18 de agosto de 2022

Pesquisadores dizem que o derretimento está ‘fora dos gráficos’ – e a temporada ainda não acabou.

Pascal Egli corre em trilhas sinuosas pelos Alpes há quase duas décadas, mas até este verão, ele nunca tinha visto as montanhas tão nuas.

Ondas de calor extremas transformaram a paisagem montanhosa. Rotas antes consideradas fáceis agora eram perigosas. Pontes de neve sobre fendas desmoronaram, tornando certas áreas intransitáveis. Rochas caíram inesperadamente de geleiras e montanhas nuas, ferindo e até matando alguns em seu caminho.

“Em meados de junho, foi realmente chocante”, disse Egli, que recebeu seu doutorado em glaciologia pela Universidade de Lausanne, na Suíça, neste verão. “Estava ficando tão quente e as coisas estão derretendo tão rápido que você não podia mais fazer com segurança certas rotas de pico de 4.000 metros [13.000 pés] porque algumas pontes de fenda eram um pouco inseguras.”

No final de junho, muitos montanhistas pararam de sair nas geleiras – meses antes do normal. Embora as geleiras europeias estejam encolhendo há décadas, dados e relatórios de campo mostram que o derretimento deste verão é o mais severo já registrado. Algumas geleiras derreteram de um a dois meses mais rápido do que o normal, o que os pesquisadores dizem ser o mais recente exemplo drástico do efeito das mudanças climáticas causadas pelo homem.

E já houve um grande impacto: os resorts de esqui nos Alpes fecharam a temporada de esqui no verão mais cedo devido às condições inseguras. Em raras ocorrências, rotas normais e mais fáceis foram fechadas em montanhas, incluindo Mont Blanc e Matterhorn.

“Eu diria que está fora dos gráficos em comparação com qualquer coisa que já medimos antes”, disse Mylène Jacquemart, glaciologista da ETH Zurich, em um e-mail. “Atualmente, estamos vendo condições que, mesmo em um ano muito ruim, esperávamos apenas no final da temporada. Quando calcularmos o balanço de massa final no final de setembro, espero que seja o pior ano já registrado por uma grande margem.”

Andrea Fischer, cientista de geleiras da Academia Austríaca de Ciências, concordou que a temporada de derretimento deste ano é excepcional. “Esta estação de derretimento não se compara a outras, pois não temos evidências de um derretimento tão extremo em nossos registros”, que começou em 1948. Dados compartilhados com a Reuters indicam que a perda de massa nos Alpes é a maior em pelo menos 60 anos.

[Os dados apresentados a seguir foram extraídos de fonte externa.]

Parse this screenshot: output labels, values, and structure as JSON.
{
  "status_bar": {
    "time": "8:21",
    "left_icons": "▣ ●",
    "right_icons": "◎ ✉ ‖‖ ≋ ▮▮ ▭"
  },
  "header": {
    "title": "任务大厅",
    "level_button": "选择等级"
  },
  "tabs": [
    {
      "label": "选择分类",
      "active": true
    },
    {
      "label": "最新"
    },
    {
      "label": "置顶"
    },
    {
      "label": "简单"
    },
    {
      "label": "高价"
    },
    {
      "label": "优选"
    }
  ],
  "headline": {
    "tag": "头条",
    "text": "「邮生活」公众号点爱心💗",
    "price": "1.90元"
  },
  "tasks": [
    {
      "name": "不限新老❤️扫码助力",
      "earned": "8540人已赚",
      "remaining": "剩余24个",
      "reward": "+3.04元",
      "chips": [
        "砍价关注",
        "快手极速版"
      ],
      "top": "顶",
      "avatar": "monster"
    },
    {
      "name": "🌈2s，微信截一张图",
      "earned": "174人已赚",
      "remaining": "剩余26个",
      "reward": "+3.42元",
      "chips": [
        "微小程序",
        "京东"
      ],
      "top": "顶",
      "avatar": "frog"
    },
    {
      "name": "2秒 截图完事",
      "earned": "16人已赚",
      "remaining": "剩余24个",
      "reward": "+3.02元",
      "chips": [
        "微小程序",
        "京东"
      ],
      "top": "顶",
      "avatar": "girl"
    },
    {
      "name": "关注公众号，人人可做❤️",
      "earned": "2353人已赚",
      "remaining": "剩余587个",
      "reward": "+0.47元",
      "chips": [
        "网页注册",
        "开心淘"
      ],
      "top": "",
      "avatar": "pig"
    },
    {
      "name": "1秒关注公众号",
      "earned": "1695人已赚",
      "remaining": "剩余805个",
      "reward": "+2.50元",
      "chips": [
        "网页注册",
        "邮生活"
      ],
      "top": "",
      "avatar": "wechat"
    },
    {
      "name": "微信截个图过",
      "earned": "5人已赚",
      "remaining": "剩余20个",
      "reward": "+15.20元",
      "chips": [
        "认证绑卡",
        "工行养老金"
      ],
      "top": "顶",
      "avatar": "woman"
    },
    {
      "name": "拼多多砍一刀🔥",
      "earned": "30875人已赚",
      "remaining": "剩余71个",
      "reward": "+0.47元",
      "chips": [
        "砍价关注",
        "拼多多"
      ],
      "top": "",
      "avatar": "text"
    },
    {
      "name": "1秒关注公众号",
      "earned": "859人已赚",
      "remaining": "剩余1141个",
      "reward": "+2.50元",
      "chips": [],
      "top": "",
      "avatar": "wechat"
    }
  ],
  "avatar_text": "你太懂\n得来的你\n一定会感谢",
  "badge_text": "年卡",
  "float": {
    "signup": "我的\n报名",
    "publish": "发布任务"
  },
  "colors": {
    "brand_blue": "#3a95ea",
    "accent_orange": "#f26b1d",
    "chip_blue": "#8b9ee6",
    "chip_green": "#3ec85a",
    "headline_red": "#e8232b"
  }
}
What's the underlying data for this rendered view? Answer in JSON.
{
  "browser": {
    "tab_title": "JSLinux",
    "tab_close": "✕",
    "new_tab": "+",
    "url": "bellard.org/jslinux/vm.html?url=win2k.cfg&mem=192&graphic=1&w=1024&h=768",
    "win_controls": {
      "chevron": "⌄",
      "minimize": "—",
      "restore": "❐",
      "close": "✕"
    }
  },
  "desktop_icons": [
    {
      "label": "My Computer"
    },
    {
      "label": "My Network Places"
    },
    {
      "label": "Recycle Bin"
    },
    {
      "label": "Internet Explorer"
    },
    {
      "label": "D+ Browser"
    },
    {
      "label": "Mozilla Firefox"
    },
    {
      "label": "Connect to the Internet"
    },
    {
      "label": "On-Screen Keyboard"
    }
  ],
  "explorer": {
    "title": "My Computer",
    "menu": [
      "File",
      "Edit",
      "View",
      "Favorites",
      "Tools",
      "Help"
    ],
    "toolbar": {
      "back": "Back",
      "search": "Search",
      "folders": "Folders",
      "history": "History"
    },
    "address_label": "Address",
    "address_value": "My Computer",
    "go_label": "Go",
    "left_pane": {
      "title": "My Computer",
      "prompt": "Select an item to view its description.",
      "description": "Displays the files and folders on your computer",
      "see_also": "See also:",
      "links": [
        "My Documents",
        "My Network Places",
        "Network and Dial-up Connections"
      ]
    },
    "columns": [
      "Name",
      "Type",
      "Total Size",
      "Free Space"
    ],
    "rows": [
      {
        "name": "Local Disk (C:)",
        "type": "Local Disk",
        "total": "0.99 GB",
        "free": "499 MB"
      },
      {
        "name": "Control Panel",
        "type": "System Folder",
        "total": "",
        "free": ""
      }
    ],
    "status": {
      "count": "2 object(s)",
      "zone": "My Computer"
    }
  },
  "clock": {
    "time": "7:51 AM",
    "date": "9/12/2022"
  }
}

Os Alpes, assim como outras geleiras europeias, desempenham um papel importante na região. A neve das montanhas fornece água para os principais rios, levando até 90% da água às planícies da Europa para beber, irrigação e energia hidrelétrica. Os Alpes também atraem mais de 120 milhões de pessoas, como Egli, para esportes de aventura e resorts de esqui. O declínio nessas geleiras alpinas pode estressar a economia, e a perda da cobertura de neve pode exacerbar o aquecimento global e aumentar o aumento do nível do mar.

Escombros de inverno trazem problemas de verão

As ondas de calor punitivas do verão desencadearam o derretimento, mas os processos que iniciaram o rápido derretimento começaram meses atrás.

O acúmulo de neve no inverno foi menor do que o normal – apenas metade da quantidade típica no final da temporada, disse Jacquemart – limitando o crescimento da geleira. Por exemplo, a geleira Gries da Suíça registrou sua menor quantidade de neve já registrada, cerca de 53% abaixo da média em abril.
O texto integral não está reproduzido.